The road to residency is a long and bumpy one laid out by the most inept of urban planners, fraught with unmarked turns and oncoming traffic, the occasional busted tire and stranded motorist, out-of-service filling stations and a radio that only plays the ambient iterations of Abba, but it’s not impossible to navigate through it.
If I had started out knowing exactly what lay ahead of me, I probably never would have started the process in the first place, so there’s absolutely something to be said for entering the arena blind to the big picture. It would have been nice, however, to have had a general idea of what was to come as a motivation to continue collecting endless stacks of paper. That’s why I decided to catalog my process in an e-book format, from temporary to permanent residency status. By focusing on each small step in the series, gaining residency is totally doable.
The best way to eat a whale, after all, is bite by blubbery bite.
Here are two little snippets of what you can expect to find inside the 24-page guide.
Getting a Portuguese Lease or Deed:
This is pretty self-explanatory, but don’t think it’s all that easy. Short-term rentals will work for the beginning of your bureaucratic process here, as long as the landlord is comfortable giving you a short-term lease that specifically says it is month-to-month and specifies the amount of time needed for your notice about moving out. Always have a lawyer look over your rental lease to be sure it is acceptable, especially now that Lisbon is overrun with Alojamento Locals, borderline legal short-term rentals, etc.
If you’re staying with good friends or family and you want to use their apartment as home base, that’s fine, but you will need them to write a letter (in Portuguese) that says specifically that you are staying there.
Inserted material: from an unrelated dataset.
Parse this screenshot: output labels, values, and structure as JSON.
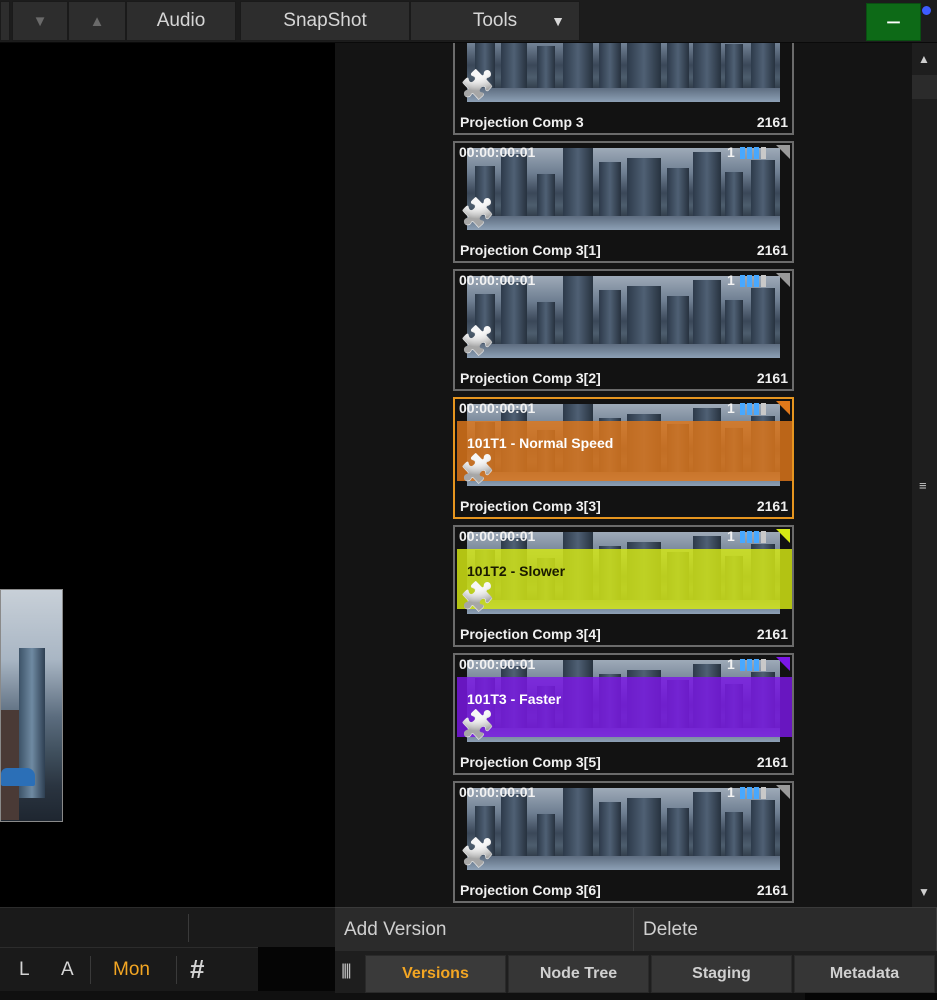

This isn’t difficult to do, but you’ll need your lawyer to be sure it is written correctly. NOTE: Make sure you trust these people as all your legal documents will be mailed to them going forward until you change your address with the government, the bank, etc. Good luck with that!
Opening a Portuguese Bank Account:
Opening a Portuguese bank account is fairly simple, and there are many banks to choose from like Novo Banco, Santander, Millennium BCP, Caixa Geral Depósitos, and others, so shop around and compare annual fees and rates. My advice is to choose a bank with someone on staff that speaks your language.
To open an account, you’ll need your passport, proof of address, proof of employment (even if it’s a freelance client from back home), and of course, cash. Waiting for cards to come in the mail can often be a problem, so ask if you can pick your cards up at the branch to be sure you receive everything fast. And here’s some good news— Multibancos don’t charge local cards withdrawal fees and you can pretty much do everything on them, from paying your taxes, utility bills, and rent to charging your phone and metro card and even buying train tickets.